Something had to give. Ethiopia needed new blood, it needed change, and if it didn’t come from within the ruling coalition then it was going to come from the increasingly angry streets.

Eventually, after weeks of torturous and ill-tempered behind-the-scenes negotiations, the ruling coalition agreed on a candidate they hope will be able to keep the country together: Abiy, who shot to national prominence when he, along with Lemma Megersa, seized control of the Oromo Peoples’ Democratic Organisation, one of the EPRDF’s constituent parties.

The symbolic significance of Abiy’s appointment cannot be understated. This is first time in Ethiopia’s modern history that power has been peacefully transferred from one living prime minister to another. This is the first time in living memory that Ethiopia’s head of state has publicly self-identified as coming from its largest ethnic group. And elected with a mandate that was far from unanimous, this is the first major sign of an effective internal democracy occurring within the ruling coalition.

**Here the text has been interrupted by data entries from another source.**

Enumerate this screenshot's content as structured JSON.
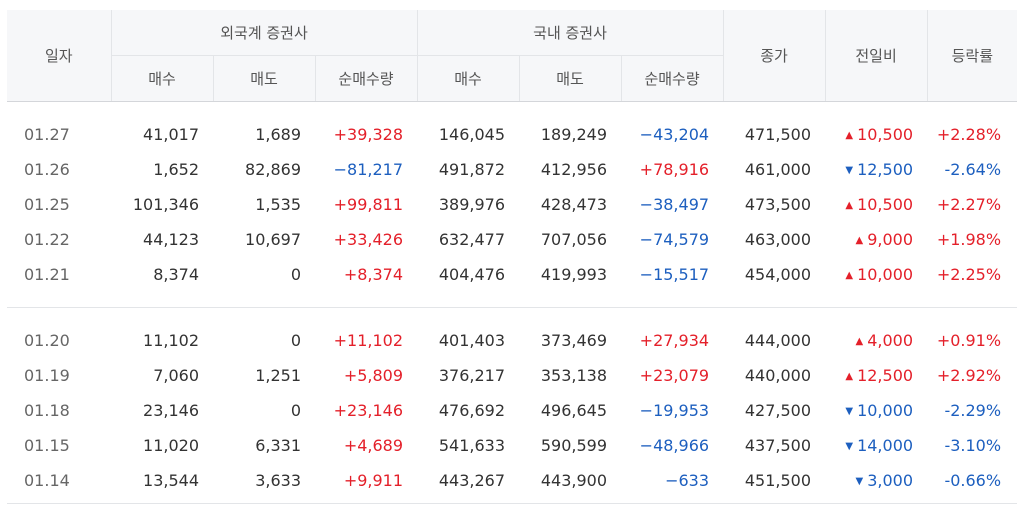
{
  "table": {
    "headers": {
      "date": "일자",
      "foreign_group": "외국계 증권사",
      "domestic_group": "국내 증권사",
      "close": "종가",
      "change": "전일비",
      "rate": "등락률",
      "buy": "매수",
      "sell": "매도",
      "net": "순매수량"
    },
    "groups": [
      {
        "rows": [
          {
            "date": "01.27",
            "f_buy": "41,017",
            "f_sell": "1,689",
            "f_net": "+39,328",
            "d_buy": "146,045",
            "d_sell": "189,249",
            "d_net": "−43,204",
            "close": "471,500",
            "change": "10,500",
            "dir": "up",
            "rate": "+2.28%"
          },
          {
            "date": "01.26",
            "f_buy": "1,652",
            "f_sell": "82,869",
            "f_net": "−81,217",
            "d_buy": "491,872",
            "d_sell": "412,956",
            "d_net": "+78,916",
            "close": "461,000",
            "change": "12,500",
            "dir": "down",
            "rate": "-2.64%"
          },
          {
            "date": "01.25",
            "f_buy": "101,346",
            "f_sell": "1,535",
            "f_net": "+99,811",
            "d_buy": "389,976",
            "d_sell": "428,473",
            "d_net": "−38,497",
            "close": "473,500",
            "change": "10,500",
            "dir": "up",
            "rate": "+2.27%"
          },
          {
            "date": "01.22",
            "f_buy": "44,123",
            "f_sell": "10,697",
            "f_net": "+33,426",
            "d_buy": "632,477",
            "d_sell": "707,056",
            "d_net": "−74,579",
            "close": "463,000",
            "change": "9,000",
            "dir": "up",
            "rate": "+1.98%"
          },
          {
            "date": "01.21",
            "f_buy": "8,374",
            "f_sell": "0",
            "f_net": "+8,374",
            "d_buy": "404,476",
            "d_sell": "419,993",
            "d_net": "−15,517",
            "close": "454,000",
            "change": "10,000",
            "dir": "up",
            "rate": "+2.25%"
          }
        ]
      },
      {
        "rows": [
          {
            "date": "01.20",
            "f_buy": "11,102",
            "f_sell": "0",
            "f_net": "+11,102",
            "d_buy": "401,403",
            "d_sell": "373,469",
            "d_net": "+27,934",
            "close": "444,000",
            "change": "4,000",
            "dir": "up",
            "rate": "+0.91%"
          },
          {
            "date": "01.19",
            "f_buy": "7,060",
            "f_sell": "1,251",
            "f_net": "+5,809",
            "d_buy": "376,217",
            "d_sell": "353,138",
            "d_net": "+23,079",
            "close": "440,000",
            "change": "12,500",
            "dir": "up",
            "rate": "+2.92%"
          },
          {
            "date": "01.18",
            "f_buy": "23,146",
            "f_sell": "0",
            "f_net": "+23,146",
            "d_buy": "476,692",
            "d_sell": "496,645",
            "d_net": "−19,953",
            "close": "427,500",
            "change": "10,000",
            "dir": "down",
            "rate": "-2.29%"
          },
          {
            "date": "01.15",
            "f_buy": "11,020",
            "f_sell": "6,331",
            "f_net": "+4,689",
            "d_buy": "541,633",
            "d_sell": "590,599",
            "d_net": "−48,966",
            "close": "437,500",
            "change": "14,000",
            "dir": "down",
            "rate": "-3.10%"
          },
          {
            "date": "01.14",
            "f_buy": "13,544",
            "f_sell": "3,633",
            "f_net": "+9,911",
            "d_buy": "443,267",
            "d_sell": "443,900",
            "d_net": "−633",
            "close": "451,500",
            "change": "3,000",
            "dir": "down",
            "rate": "-0.66%"
          }
        ]
      }
    ]
  },
  "colors": {
    "up": "#e4202a",
    "down": "#1d5fbf"
  },
  "icons": {
    "up": "triangle-up-icon",
    "down": "triangle-down-icon"
  }
}
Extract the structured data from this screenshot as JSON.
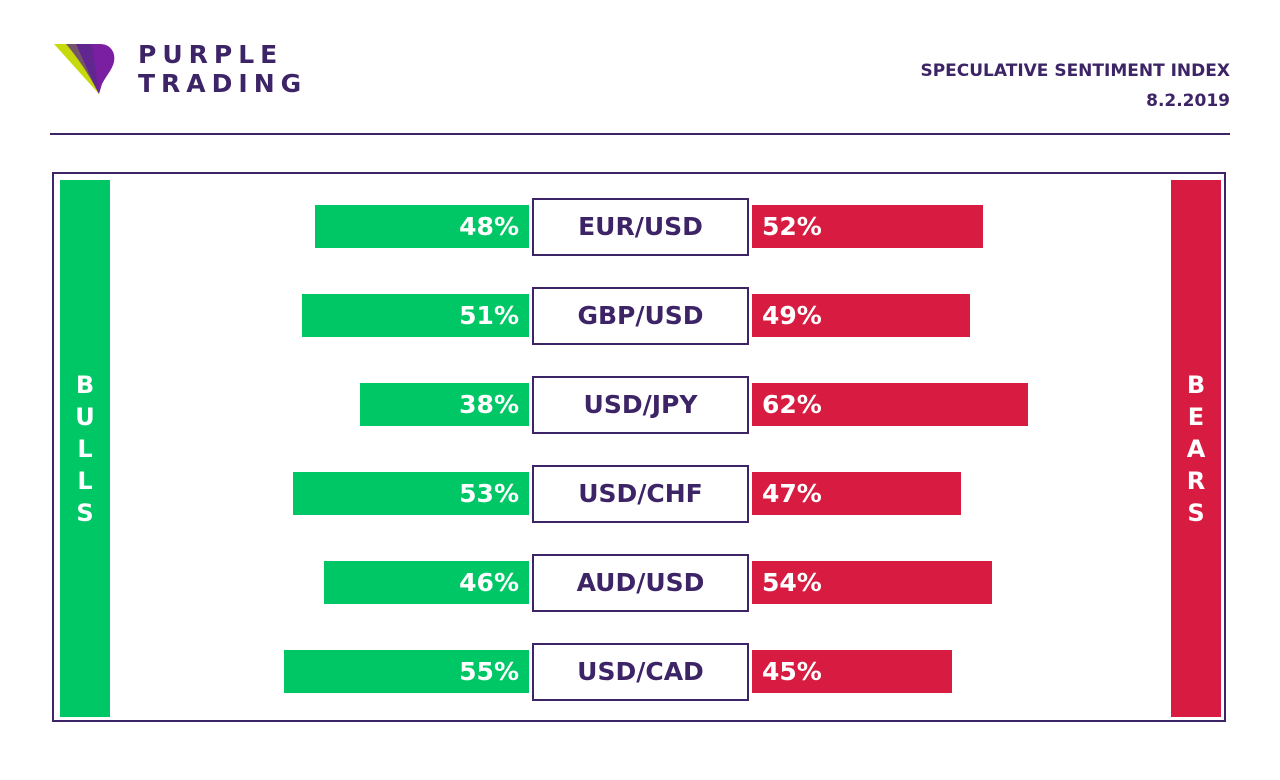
{
  "brand": {
    "line1": "PURPLE",
    "line2": "TRADING",
    "logo_icon": "purple-trading-logo-icon",
    "colors": {
      "purple": "#3d2466",
      "violet": "#7b1fa2",
      "lime": "#c6d90b"
    }
  },
  "header": {
    "title": "SPECULATIVE SENTIMENT INDEX",
    "date": "8.2.2019"
  },
  "sides": {
    "bulls": "BULLS",
    "bears": "BEARS"
  },
  "colors": {
    "bulls": "#00c766",
    "bears": "#d81b40",
    "frame": "#3d2466"
  },
  "chart_data": {
    "type": "bar",
    "categories": [
      "EUR/USD",
      "GBP/USD",
      "USD/JPY",
      "USD/CHF",
      "AUD/USD",
      "USD/CAD"
    ],
    "series": [
      {
        "name": "BULLS",
        "values": [
          48,
          51,
          38,
          53,
          46,
          55
        ]
      },
      {
        "name": "BEARS",
        "values": [
          52,
          49,
          62,
          47,
          54,
          45
        ]
      }
    ],
    "ylim": [
      0,
      100
    ],
    "unit": "%",
    "legend": "none"
  }
}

It is also significant that the new prime minister ultimately owes his position not to internal party politicking — although that doubtless played a role — but to the hundreds of thousands of citizens across the country who risked their lives and freedom to protest against the state. Ethiopians now have incontrovertible proof that people power works. That genie is not going back into the bottle.

But if this really is a revolution, it’s happening in slow motion. Because for all that Abiy is a departure from the status quo, he is still a stalwart of the ancien regime. His mandate is not to challenge the hegemony of the EPRDF but to reinforce it. And his track record suggests that he is more than capable of playing dirty: as former head of the Information Network Security Agency, he was an architect of Ethiopia’s pervasive electronic surveillance network.

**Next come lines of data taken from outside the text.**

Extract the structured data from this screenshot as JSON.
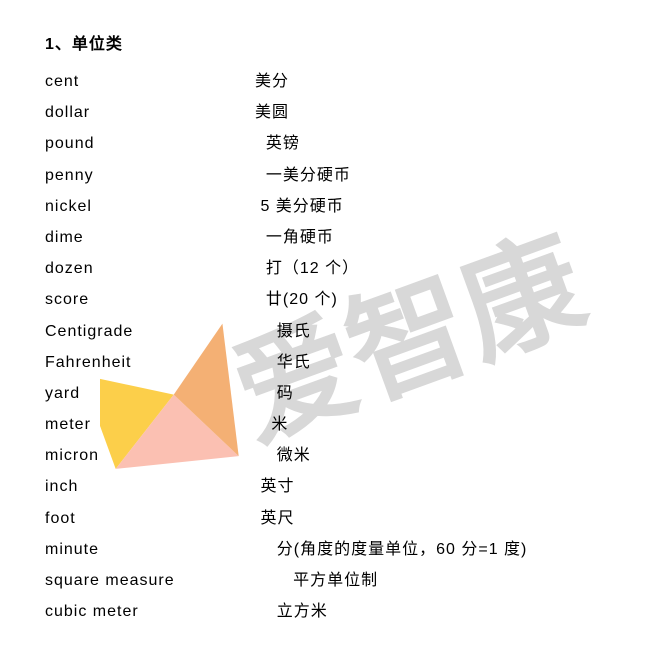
{
  "heading": "1、单位类",
  "rows": [
    {
      "term": "cent",
      "def": "美分"
    },
    {
      "term": "dollar",
      "def": "美圆"
    },
    {
      "term": "pound",
      "def": "  英镑"
    },
    {
      "term": "penny",
      "def": "  一美分硬币"
    },
    {
      "term": "nickel",
      "def": " 5 美分硬币"
    },
    {
      "term": "dime",
      "def": "  一角硬币"
    },
    {
      "term": "dozen",
      "def": "  打（12 个）"
    },
    {
      "term": "score",
      "def": "  廿(20 个)"
    },
    {
      "term": "Centigrade",
      "def": "    摄氏"
    },
    {
      "term": "Fahrenheit",
      "def": "    华氏"
    },
    {
      "term": "yard",
      "def": "    码"
    },
    {
      "term": "meter",
      "def": "   米"
    },
    {
      "term": "micron",
      "def": "    微米"
    },
    {
      "term": "inch",
      "def": " 英寸"
    },
    {
      "term": "foot",
      "def": " 英尺"
    },
    {
      "term": "minute",
      "def": "    分(角度的度量单位，60 分=1 度)"
    },
    {
      "term": "square measure",
      "def": "       平方单位制"
    },
    {
      "term": "cubic meter",
      "def": "    立方米"
    }
  ],
  "watermark": {
    "text_color": "#d8d8d8",
    "triangle_yellow": "#fccf4a",
    "triangle_pink": "#fbc0b2",
    "triangle_orange": "#f4b074",
    "rotation_deg": -20
  }
}
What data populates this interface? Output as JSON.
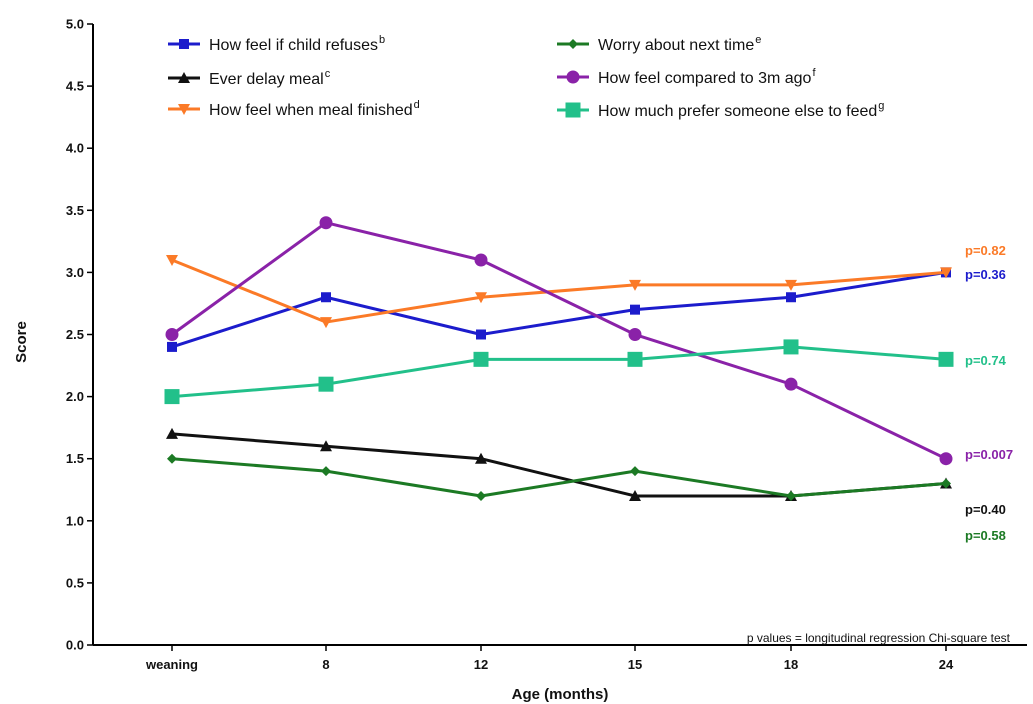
{
  "chart_data": {
    "type": "line",
    "xlabel": "Age (months)",
    "ylabel": "Score",
    "categories": [
      "weaning",
      "8",
      "12",
      "15",
      "18",
      "24"
    ],
    "ylim": [
      0,
      5
    ],
    "yticks": [
      "0.0",
      "0.5",
      "1.0",
      "1.5",
      "2.0",
      "2.5",
      "3.0",
      "3.5",
      "4.0",
      "4.5",
      "5.0"
    ],
    "grid": false,
    "legend_position": "top",
    "series": [
      {
        "name": "How feel if child refuses",
        "sup": "b",
        "color": "#1c1ccc",
        "marker": "square",
        "values": [
          2.4,
          2.8,
          2.5,
          2.7,
          2.8,
          3.0
        ],
        "pvalue": "p=0.36"
      },
      {
        "name": "Ever delay meal",
        "sup": "c",
        "color": "#111111",
        "marker": "triangle-up",
        "values": [
          1.7,
          1.6,
          1.5,
          1.2,
          1.2,
          1.3
        ],
        "pvalue": "p=0.40"
      },
      {
        "name": "How feel when meal finished",
        "sup": "d",
        "color": "#fb7a27",
        "marker": "triangle-down",
        "values": [
          3.1,
          2.6,
          2.8,
          2.9,
          2.9,
          3.0
        ],
        "pvalue": "p=0.82"
      },
      {
        "name": "Worry about next time",
        "sup": "e",
        "color": "#1c7a24",
        "marker": "diamond",
        "values": [
          1.5,
          1.4,
          1.2,
          1.4,
          1.2,
          1.3
        ],
        "pvalue": "p=0.58"
      },
      {
        "name": "How feel compared to 3m ago",
        "sup": "f",
        "color": "#8a22a8",
        "marker": "circle",
        "values": [
          2.5,
          3.4,
          3.1,
          2.5,
          2.1,
          1.5
        ],
        "pvalue": "p=0.007"
      },
      {
        "name": "How much prefer someone else to feed",
        "sup": "g",
        "color": "#22c08a",
        "marker": "big-square",
        "values": [
          2.0,
          2.1,
          2.3,
          2.3,
          2.4,
          2.3
        ],
        "pvalue": "p=0.74"
      }
    ],
    "annotation": "p values = longitudinal regression Chi-square test"
  }
}
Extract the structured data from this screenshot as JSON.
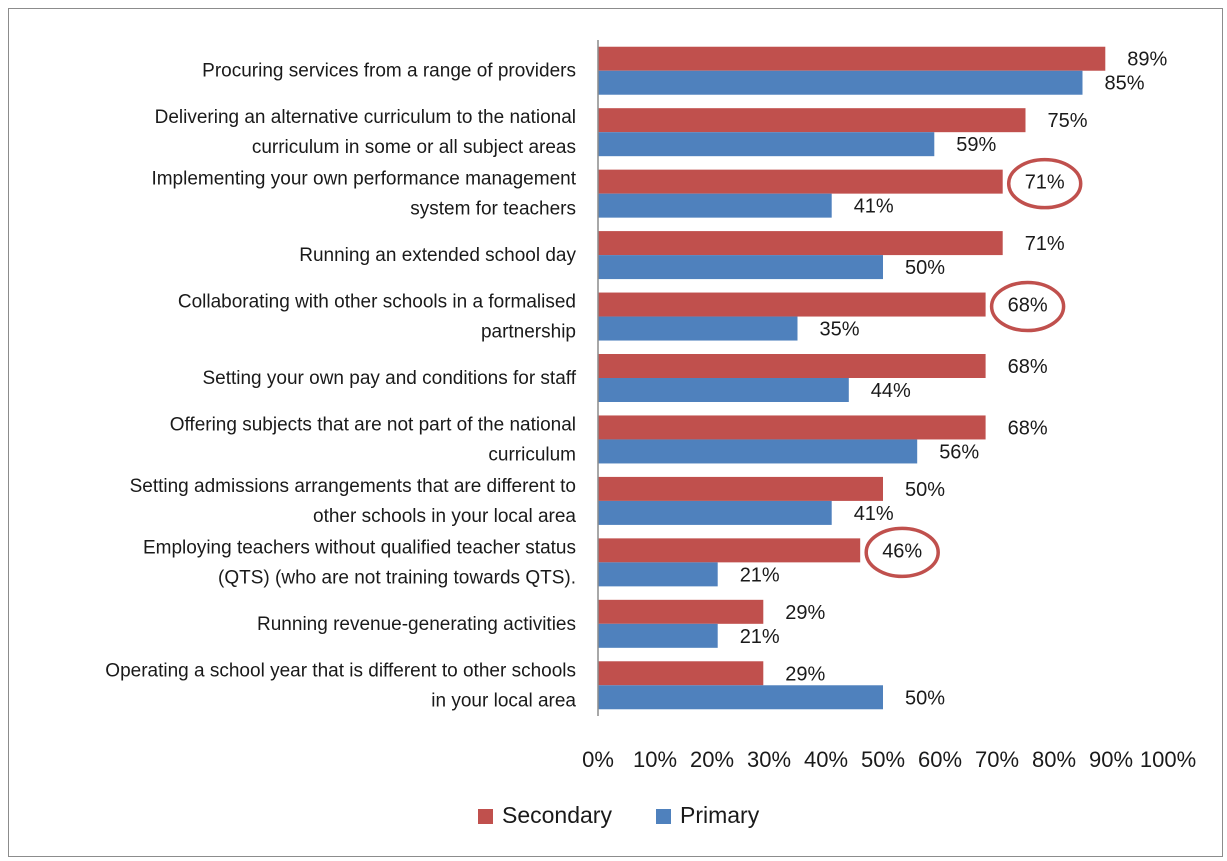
{
  "chart_data": {
    "type": "bar",
    "orientation": "horizontal",
    "title": "",
    "xlabel": "",
    "ylabel": "",
    "xlim": [
      0,
      100
    ],
    "grid": false,
    "legend_position": "bottom",
    "x_ticks": [
      "0%",
      "10%",
      "20%",
      "30%",
      "40%",
      "50%",
      "60%",
      "70%",
      "80%",
      "90%",
      "100%"
    ],
    "categories": [
      [
        "Procuring services from a range of providers"
      ],
      [
        "Delivering an alternative curriculum to the national",
        "curriculum in some or all subject areas"
      ],
      [
        "Implementing your own performance management",
        "system for teachers"
      ],
      [
        "Running an extended school day"
      ],
      [
        "Collaborating with other schools in a formalised",
        "partnership"
      ],
      [
        "Setting your own pay and conditions for staff"
      ],
      [
        "Offering subjects that are not part of the national",
        "curriculum"
      ],
      [
        "Setting admissions arrangements that are different to",
        "other schools in your local area"
      ],
      [
        "Employing teachers without qualified teacher status",
        "(QTS) (who are not training towards QTS)."
      ],
      [
        "Running revenue-generating activities"
      ],
      [
        "Operating a school year that is different to other schools",
        "in your local area"
      ]
    ],
    "series": [
      {
        "name": "Secondary",
        "color": "#c0504d",
        "values": [
          89,
          75,
          71,
          71,
          68,
          68,
          68,
          50,
          46,
          29,
          29
        ],
        "labels": [
          "89%",
          "75%",
          "71%",
          "71%",
          "68%",
          "68%",
          "68%",
          "50%",
          "46%",
          "29%",
          "29%"
        ]
      },
      {
        "name": "Primary",
        "color": "#4f81bd",
        "values": [
          85,
          59,
          41,
          50,
          35,
          44,
          56,
          41,
          21,
          21,
          50
        ],
        "labels": [
          "85%",
          "59%",
          "41%",
          "50%",
          "35%",
          "44%",
          "56%",
          "41%",
          "21%",
          "21%",
          "50%"
        ]
      }
    ],
    "highlighted": [
      {
        "series": "Secondary",
        "category_index": 2,
        "color": "#c0504d"
      },
      {
        "series": "Secondary",
        "category_index": 4,
        "color": "#c0504d"
      },
      {
        "series": "Secondary",
        "category_index": 8,
        "color": "#c0504d"
      }
    ]
  }
}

Abiy now confronts the most complicated of balancing acts. On the one hand, he must reward the masses clamouring for substantive political reform and better economic prospects. On the other, he needs to convince the EPRDF to unite behind him, while placating the powerful factions in the coalition that are less than enthused by their new leader.

It’s a tough task for any leader and Abiy knows it. 

“If you take a step backward and look at the challenges that lie before us, they are forbidding,” he said in his speech. But he also knows that he is now in a unique position to overcome these challenges, no matter how slowly. “There are times we have missed occasions to embark on an inclusive political chapter. We should not squander this window of opportunity at this critical moment in time.”